Iran Usulkan Perempuan yang Menolak Berhijab Dipenjara Lebih Lama

Hanya beberapa minggu menjelang peringatan satu tahun protes massal yang dipicu oleh kematian Mahsa Amini, otoritas Iran sedang mempertimbangkan undang-undang baru yang keras soal penggunaan hijab oleh perempuan.
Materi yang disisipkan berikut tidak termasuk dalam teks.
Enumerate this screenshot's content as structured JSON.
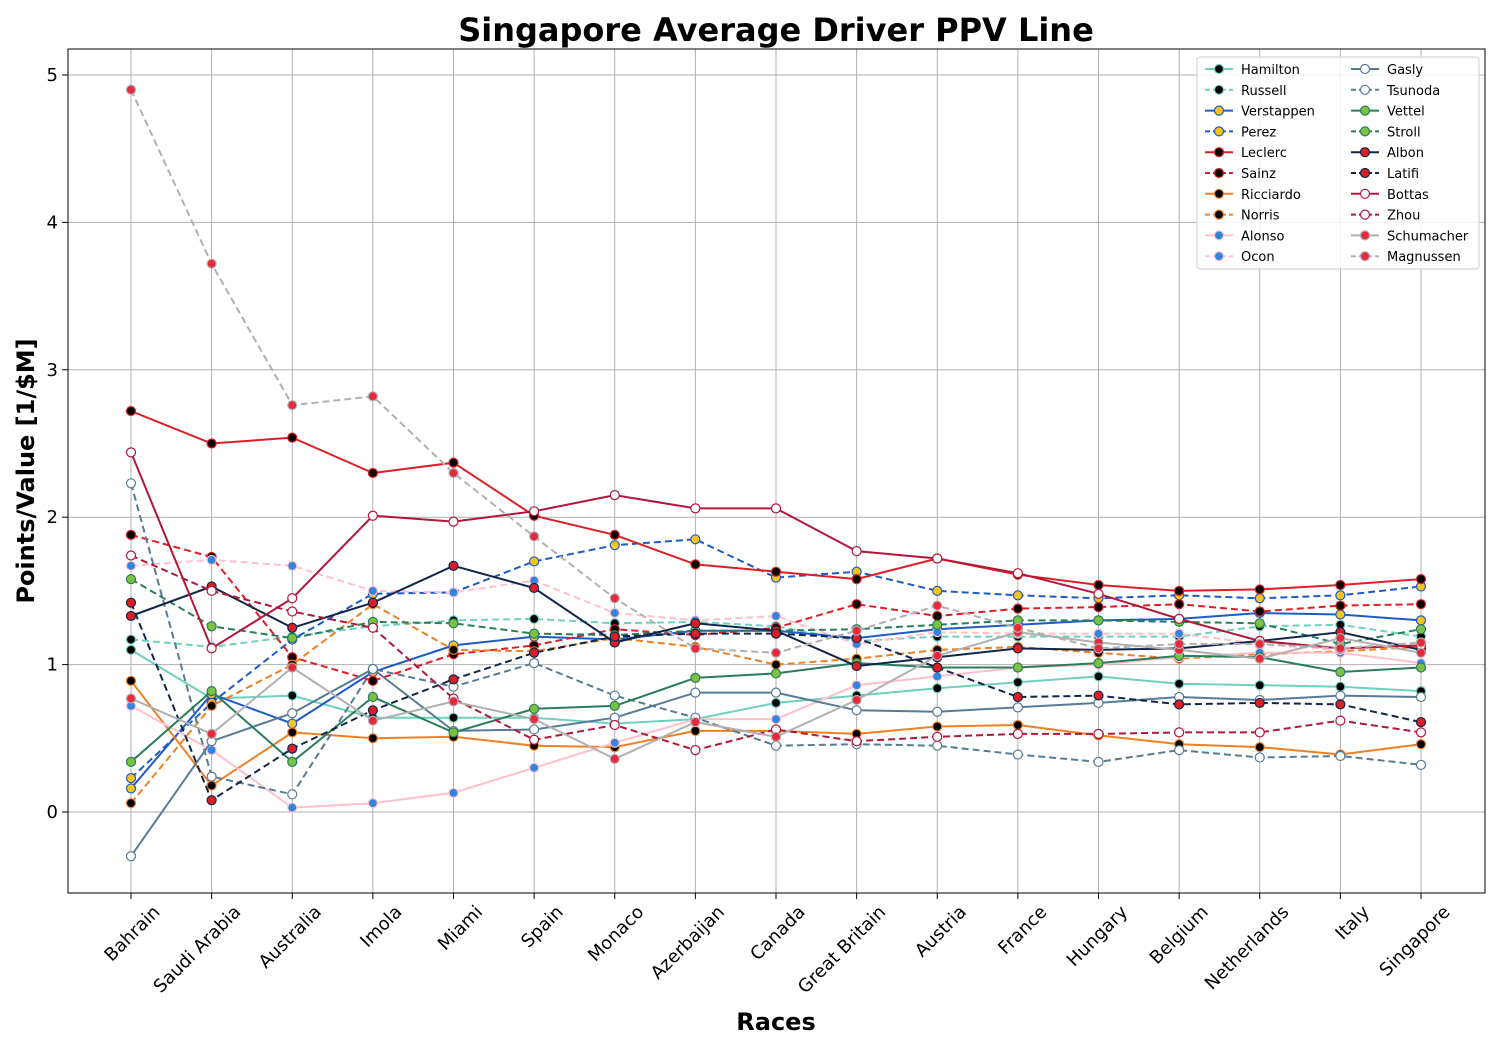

Liputan6.com, Jakarta - Hanya beberapa minggu menjelang peringatan satu tahun protes massal yang dipicu oleh kematian Mahsa Amini, otoritas Iran sedang mempertimbangkan undang-undang baru yang lebih keras terkait penggunaan hijab. Menurut para ahli, aturan terbaru itu akan menindak perempuan tak berhijab jauh lebih keras dari undang-undang sebelumnya.

Dikutip dari CNN, Jumat (4/8/2023), rancangan undang-undang yang terdiri dari 70 pasal itu menetapkan serangkaian proposal. Di antaranya adalah hukuman penjara yang lebih lama bagi perempuan yang menolak mengenakan hijab, hukuman baru yang berat bagi selebritas dan bisnis yang melanggar aturan, dan penggunaan kecerdasan buatan (AI) untuk mengidentifikasi perempuan yang melanggar dari aturan berpakaian.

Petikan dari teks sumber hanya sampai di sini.